№2, 2018/Свободный жанр

«…Каждое слово прогрето чувством». Письма А. Твардовского с войны

Письма известных писателей, художников, путешественников никогда не вызывали у меня большого интереса, даже письма тех, чье творчество мною любимо. Возможно, не удавалось настроиться на волну, проникнуться чувствами и мыслями автора. Не исключено, что здесь сказывалось некое предубеждение. Письма воспринимались как нечто полуофициальное, даже дружеская переписка. Казалась неизбежной и фрагментарность писем, мозаичность, необязательность. Вот и письма пламенного Ван Гога, чьи работы продолжают волновать меня несмотря на то, что имя художника уже стало чем-то вроде популярного бренда и многим просто надоело, — письма эти не произвели должного эффекта, хотя в них сказывается и несомненный литературный талант.

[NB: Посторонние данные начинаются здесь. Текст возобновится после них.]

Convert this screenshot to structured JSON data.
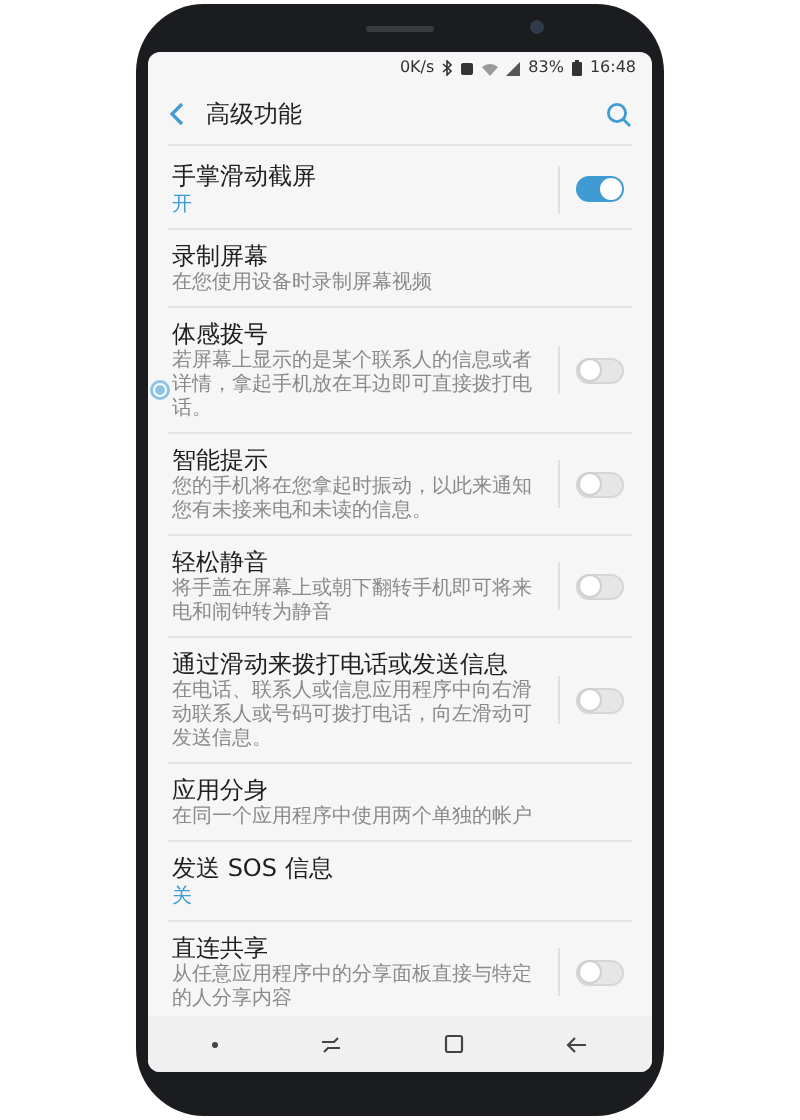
{
  "status_bar": {
    "network_speed": "0K/s",
    "battery": "83%",
    "time": "16:48"
  },
  "header": {
    "title": "高级功能"
  },
  "settings": [
    {
      "kind": "toggle",
      "title": "手掌滑动截屏",
      "status": "开",
      "on": true
    },
    {
      "kind": "link",
      "title": "录制屏幕",
      "subtitle": "在您使用设备时录制屏幕视频"
    },
    {
      "kind": "toggle",
      "title": "体感拨号",
      "subtitle": "若屏幕上显示的是某个联系人的信息或者详情，拿起手机放在耳边即可直接拨打电话。",
      "on": false
    },
    {
      "kind": "toggle",
      "title": "智能提示",
      "subtitle": "您的手机将在您拿起时振动，以此来通知您有未接来电和未读的信息。",
      "on": false
    },
    {
      "kind": "toggle",
      "title": "轻松静音",
      "subtitle": "将手盖在屏幕上或朝下翻转手机即可将来电和闹钟转为静音",
      "on": false
    },
    {
      "kind": "toggle",
      "title": "通过滑动来拨打电话或发送信息",
      "subtitle": "在电话、联系人或信息应用程序中向右滑动联系人或号码可拨打电话，向左滑动可发送信息。",
      "on": false
    },
    {
      "kind": "link",
      "title": "应用分身",
      "subtitle": "在同一个应用程序中使用两个单独的帐户"
    },
    {
      "kind": "link",
      "title": "发送 SOS 信息",
      "status": "关"
    },
    {
      "kind": "toggle",
      "title": "直连共享",
      "subtitle": "从任意应用程序中的分享面板直接与特定的人分享内容",
      "on": false
    }
  ]
}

Получив книгу со 139 военными письмами Александра Твардовского жене Марии Илларионовне, книгу, подписанную дочерьми поэта — Валентиной и Ольгой Твардовскими, я испытывал в большей степени радость коллекционера («Железную мистерию» мне подписала вдова Даниила Андреева), нежели предвкушение занимательного чтения.

Надо сказать, что письма Александра Трифоновича я уже читал в других книгах, это были письма, адресованные литераторам, читателям, иногда явным графоманам. Письма удивляли своей основательностью, дотошностью, широтой. И они добавляли штрихи к портрету поэта, но не становились самостоятельным явлением. Чтение можно было оборвать на том или ином письме или читать все вразброс. Это, конечно, интересно в первую очередь литературоведам, критикам, наверное, поэтам — в письмах много высказываний, условно говоря, «цеховых».

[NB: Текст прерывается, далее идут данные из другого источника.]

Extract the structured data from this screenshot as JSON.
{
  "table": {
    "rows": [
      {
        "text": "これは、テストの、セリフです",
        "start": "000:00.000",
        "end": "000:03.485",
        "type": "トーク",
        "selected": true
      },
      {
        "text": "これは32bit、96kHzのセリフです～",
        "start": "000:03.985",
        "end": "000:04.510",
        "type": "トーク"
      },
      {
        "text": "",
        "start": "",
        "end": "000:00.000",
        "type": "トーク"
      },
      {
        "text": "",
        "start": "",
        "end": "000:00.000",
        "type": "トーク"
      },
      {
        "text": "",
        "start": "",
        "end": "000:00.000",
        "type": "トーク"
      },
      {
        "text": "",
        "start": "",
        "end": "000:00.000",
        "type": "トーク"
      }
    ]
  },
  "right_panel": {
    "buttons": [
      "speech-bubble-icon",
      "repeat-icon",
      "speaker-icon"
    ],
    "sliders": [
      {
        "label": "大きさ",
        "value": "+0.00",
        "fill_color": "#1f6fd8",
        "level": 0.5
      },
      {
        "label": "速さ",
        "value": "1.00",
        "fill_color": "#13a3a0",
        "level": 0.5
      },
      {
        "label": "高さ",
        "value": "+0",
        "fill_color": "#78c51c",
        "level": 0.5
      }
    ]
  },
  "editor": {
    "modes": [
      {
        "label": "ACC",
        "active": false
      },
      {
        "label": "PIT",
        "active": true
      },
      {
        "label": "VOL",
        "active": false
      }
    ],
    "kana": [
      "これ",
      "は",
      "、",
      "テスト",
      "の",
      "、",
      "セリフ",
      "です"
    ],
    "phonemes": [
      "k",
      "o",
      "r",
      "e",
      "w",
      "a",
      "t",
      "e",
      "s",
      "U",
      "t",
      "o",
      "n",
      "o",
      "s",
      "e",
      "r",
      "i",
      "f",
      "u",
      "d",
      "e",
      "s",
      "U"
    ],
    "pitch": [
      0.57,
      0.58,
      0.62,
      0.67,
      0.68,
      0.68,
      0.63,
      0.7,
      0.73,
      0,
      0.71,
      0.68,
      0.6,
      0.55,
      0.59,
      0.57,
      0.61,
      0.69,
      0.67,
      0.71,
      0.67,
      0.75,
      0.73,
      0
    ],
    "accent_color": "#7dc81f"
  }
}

Военные письма?.. Но как раз именно это обстоятельство и не сулило ничего особенного. Мне довелось послужить в армии, ведущей боевые действия, и я, как и все другие, отлично знал, что можно писать и чего нельзя сообщать родным и друзьям в далекий Союз. Забегая вперед, замечу, что и сам Александр Трифонович в своих письмах не однажды об этом поминает, поэтому ему так любы были письма с оказией. Но большинство писем шло полевой почтой.

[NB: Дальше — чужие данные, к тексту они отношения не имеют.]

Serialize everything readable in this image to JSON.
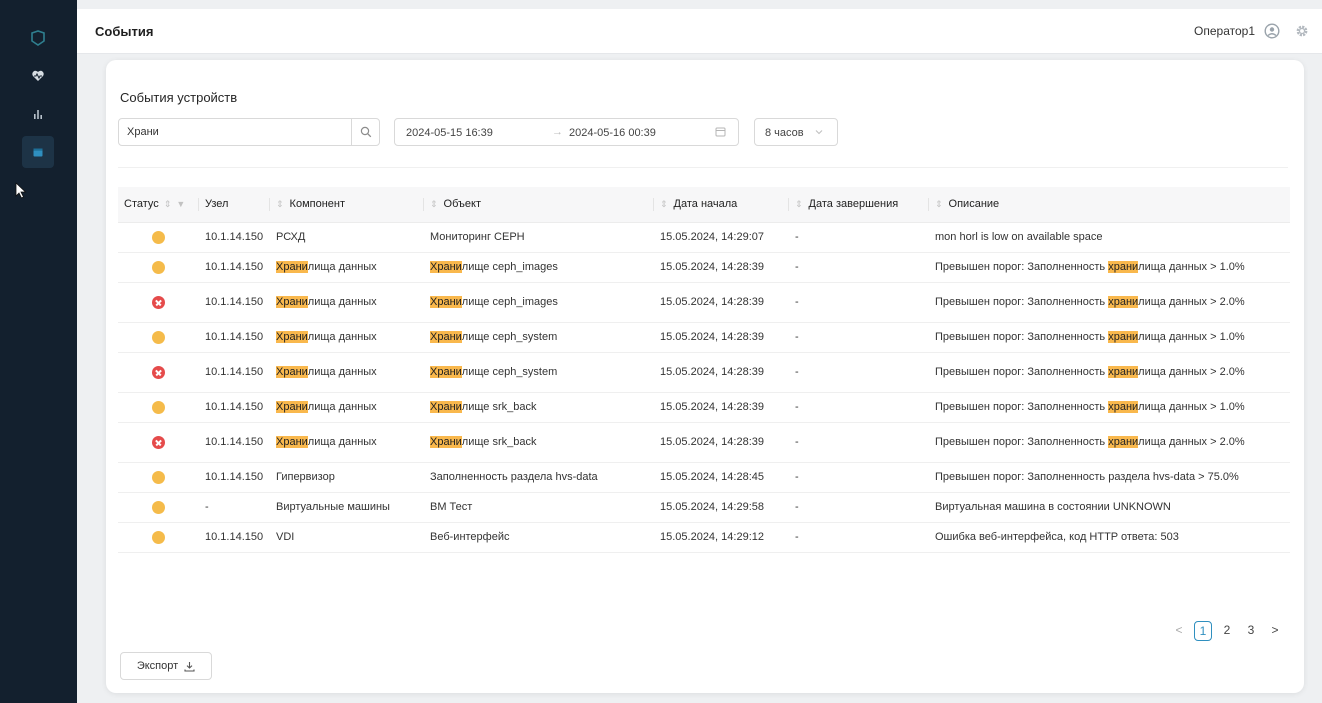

Итак, письма, пропущенные военной цензурой.

Но предшествует им короткое предисловие дочерей поэта. Предисловие предельно ясное, четкое, с кратким экскурсом в биографию Твардовского: здесь упомянуты значительные вехи его довоенной жизни — от знакомства в Смоленске с будущей женой и, собственно, до войны. А как раз перипетии смоленской жизни поэта не столь просты, зачастую приходится сталкиваться с противоречивыми и туманными сведениями об этом периоде. Предисловие — выверенный и ценный документ. Дочери поэта отличаются исследовательской добросовестностью в отношении наследия отца.

Письма начинаются с телеграммы жене, отправленной на следующий день после начала войны:

Вечером будет машина выезжай без крупных вещей договорись сторожихой = Александр [Твардовский: 19]1.

Как явствует из примечания, Александр Трифонович в первый же день уехал с дачи в Москву, где получил назначение на службу военкором в газету «Красная армия» Киевского Особого военного округа.

И потекли денечки, застучали колеса, загудели моторы, полетели письма полевой почты сперва еще в Москву, а потом в Чистополь, захолустный городишко на Каме, в Татарии, куда уже в июле были направлены «деятели литературы и культуры, органы правления творческих союзов из Москвы, Ленинграда и других районов. Более двухсот писателей, литературных и театральных критиков, художников, артистов и около 2 тысяч членов их семей переезжали в Чистополь с начала лета до конца октября» [Федорова].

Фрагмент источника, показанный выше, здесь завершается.